Bogdan Wenta: Wygodny przeciwnik. Trzeba zwrócić na to uwagę, że mój zespół w tym czteroleciu osiągnął pewien poziom. Jeżeli kilka lat temu jechaliśmy do Szwecji to słyszało się kwestię jaką wysokością przegramy. Dziś jak jedziemy do takich krajów jak Szwecja czy Rumunia wygrać. Nie zawsze to się sprawdza oczywiście. Ale nie jesteśmy już zespołem do bicia. W piłce ręcznej jesteśmy zaliczany do czołówki. Wyniki pokazują jak niewiele brakuje wygrać, i tyle samo żeby przegrać. Wszystko trzeba zrobić, aby w styczni na mistrzostwa świata zawodnicy byli w pełni sił. Proszę spojrzeć na Karola (Bieleckiego) czy Mariusza (Jurasika) w niecałe cztery najbliższe tygodnie mają osiem spotkań ligowych i pucharowych. To jest ogromny wysiłek, czyli nie będziemy mieli odpoczynku i z marszu przystąpimy do mistrzostw świata. Czy na tej imprezie zobaczymy Grzegorza Tkaczyka? Proszę go o to zapytać. Praca w polskiej ekstraklasie daje mi możliwość bezpośredniego kontaktu z zawodnikami z zaplecza kadry. Powoli zaczynamy myśleć przyszłościowo, chodzi np. o Kostrzewę. Kwestia jest tylko czy ci zawodnicy dorastają już do tego poziomu, który wymagany jest w meczach ze Szwecją.
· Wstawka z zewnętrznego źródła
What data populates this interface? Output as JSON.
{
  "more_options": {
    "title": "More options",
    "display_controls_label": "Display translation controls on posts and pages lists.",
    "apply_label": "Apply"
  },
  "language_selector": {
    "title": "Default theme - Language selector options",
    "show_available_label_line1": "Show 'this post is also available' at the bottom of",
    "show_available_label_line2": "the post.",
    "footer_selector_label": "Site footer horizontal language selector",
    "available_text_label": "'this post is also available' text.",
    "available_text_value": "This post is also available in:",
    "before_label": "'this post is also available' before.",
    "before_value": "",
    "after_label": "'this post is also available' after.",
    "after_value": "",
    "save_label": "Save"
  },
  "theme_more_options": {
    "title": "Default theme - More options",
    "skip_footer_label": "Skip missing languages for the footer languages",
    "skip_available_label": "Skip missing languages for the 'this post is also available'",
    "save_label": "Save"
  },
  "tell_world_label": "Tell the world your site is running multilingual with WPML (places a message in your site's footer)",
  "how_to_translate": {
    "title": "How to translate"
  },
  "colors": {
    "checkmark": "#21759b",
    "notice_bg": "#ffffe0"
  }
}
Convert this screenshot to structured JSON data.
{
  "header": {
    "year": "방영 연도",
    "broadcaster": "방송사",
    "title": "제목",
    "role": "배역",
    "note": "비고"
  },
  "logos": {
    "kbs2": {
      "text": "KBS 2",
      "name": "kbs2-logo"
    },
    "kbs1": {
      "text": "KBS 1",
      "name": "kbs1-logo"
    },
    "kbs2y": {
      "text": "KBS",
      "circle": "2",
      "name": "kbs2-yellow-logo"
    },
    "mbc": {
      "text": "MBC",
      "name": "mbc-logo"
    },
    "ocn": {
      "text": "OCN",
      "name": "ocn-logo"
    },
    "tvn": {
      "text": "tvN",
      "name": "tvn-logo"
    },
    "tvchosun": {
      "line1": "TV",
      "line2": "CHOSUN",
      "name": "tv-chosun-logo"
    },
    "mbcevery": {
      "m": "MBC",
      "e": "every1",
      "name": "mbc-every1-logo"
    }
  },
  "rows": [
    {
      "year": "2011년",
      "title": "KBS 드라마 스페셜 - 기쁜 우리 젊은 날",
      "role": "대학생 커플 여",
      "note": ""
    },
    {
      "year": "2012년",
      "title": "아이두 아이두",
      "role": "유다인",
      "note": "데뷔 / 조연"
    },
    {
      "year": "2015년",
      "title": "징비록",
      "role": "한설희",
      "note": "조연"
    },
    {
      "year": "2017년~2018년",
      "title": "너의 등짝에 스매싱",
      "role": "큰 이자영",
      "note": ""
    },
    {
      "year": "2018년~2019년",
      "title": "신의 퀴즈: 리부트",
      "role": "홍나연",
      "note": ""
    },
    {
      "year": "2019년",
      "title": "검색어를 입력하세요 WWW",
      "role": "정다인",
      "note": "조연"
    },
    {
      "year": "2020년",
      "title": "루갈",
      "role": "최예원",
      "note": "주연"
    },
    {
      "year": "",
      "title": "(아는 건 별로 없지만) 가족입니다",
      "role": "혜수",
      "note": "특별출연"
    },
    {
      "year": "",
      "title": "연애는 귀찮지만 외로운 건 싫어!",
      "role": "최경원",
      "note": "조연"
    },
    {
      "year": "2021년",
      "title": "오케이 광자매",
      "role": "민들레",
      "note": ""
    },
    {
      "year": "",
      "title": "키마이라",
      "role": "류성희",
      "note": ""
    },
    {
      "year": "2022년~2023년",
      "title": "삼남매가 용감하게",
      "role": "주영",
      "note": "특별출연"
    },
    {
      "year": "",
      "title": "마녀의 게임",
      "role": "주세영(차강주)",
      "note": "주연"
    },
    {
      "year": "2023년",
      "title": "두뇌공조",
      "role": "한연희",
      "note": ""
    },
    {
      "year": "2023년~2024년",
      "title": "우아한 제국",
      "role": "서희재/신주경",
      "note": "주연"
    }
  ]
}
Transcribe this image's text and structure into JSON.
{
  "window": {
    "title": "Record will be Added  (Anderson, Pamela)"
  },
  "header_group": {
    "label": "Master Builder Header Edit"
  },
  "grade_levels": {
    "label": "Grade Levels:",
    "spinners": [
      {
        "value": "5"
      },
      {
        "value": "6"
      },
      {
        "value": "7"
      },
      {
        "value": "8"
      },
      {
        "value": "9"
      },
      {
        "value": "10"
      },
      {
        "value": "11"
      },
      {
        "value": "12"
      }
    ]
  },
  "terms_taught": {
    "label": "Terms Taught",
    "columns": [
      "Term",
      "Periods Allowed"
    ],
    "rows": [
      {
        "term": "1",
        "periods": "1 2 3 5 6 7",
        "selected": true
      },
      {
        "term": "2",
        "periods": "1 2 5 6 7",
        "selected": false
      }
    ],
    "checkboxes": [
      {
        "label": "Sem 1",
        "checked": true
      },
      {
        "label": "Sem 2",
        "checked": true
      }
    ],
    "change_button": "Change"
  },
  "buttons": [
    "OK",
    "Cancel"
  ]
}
Bartosz Jurecki: To był w sumie ciężki mecz. Jesteśmy potwornie zmęczeni. Zostało nam kilka meczów w lidze. Chcieliśmy wygrać przed własną publicznością. Może nie był to najwyższy poziom, ale liczy się zwycięstwo. Teraz musimy się powoli przygotowywać mentalnie i fizycznie do mistrzostw świata. W Kaliszu grałem drugi raz. Świetna atmosfera, świetna publiczność. Warto organizować w tym mieście mecze. Po dwóch porażkach z Rumunią i Szwecją jest mały niedosyt. Mieliśmy realne szanse je wygrać. W następnym roku czekają nas trudne spotkania. Nie możemy już sobie pozwolić na porażkę i trzeba wszystko wygrywać do końca.

Mariusz Jurkiewicz: Dwa dni temu mieliśmy ciężki mecz ze Szwecją. To było widać na boisku, choć to było tylko spotkanie towarzyskie. Trudno było na początku „wejść” w mecz, tak jakbyśmy sobie tego życzyli. Cieszy wygrana na koniec roku. Nie spotkamy się przecież już do Świąt Bożego Narodzenia. Wracamy teraz do klubów i ponownie widzimy się na kadrze 3 stycznia.

POLSKA – GRUZJA 39:30 (17:12)
Polska: Szmal, Malcher 1 – Jurkiewicz 2, Bielecki 3, Jurasik 4, Lijewski 6, Siódmiak 2, Jaszka 3, B.Jurecki 4, Wleklak 1, Żółtak 3, Kostrzewa 4, Kuchczyński 2, Jachlewski 4. Kary 4 min.

Gruzja: Torondjadze, Tewzadze, Andriadze – Czanturia 4, Czihowani, Rusia, Ciwciwadze 3, Datukaszwili 9, Mschwilidze 7, Talakhadze 1, Berdzeniszwili 2, Gogaładze 1, Maisuradze 1, Szikowani, Kardawa, Griszikaszwili 2. Kary 4 min.

Sędziowali: Mirosław Baum i Marek Góralczyk (Polska). Widzów 3000.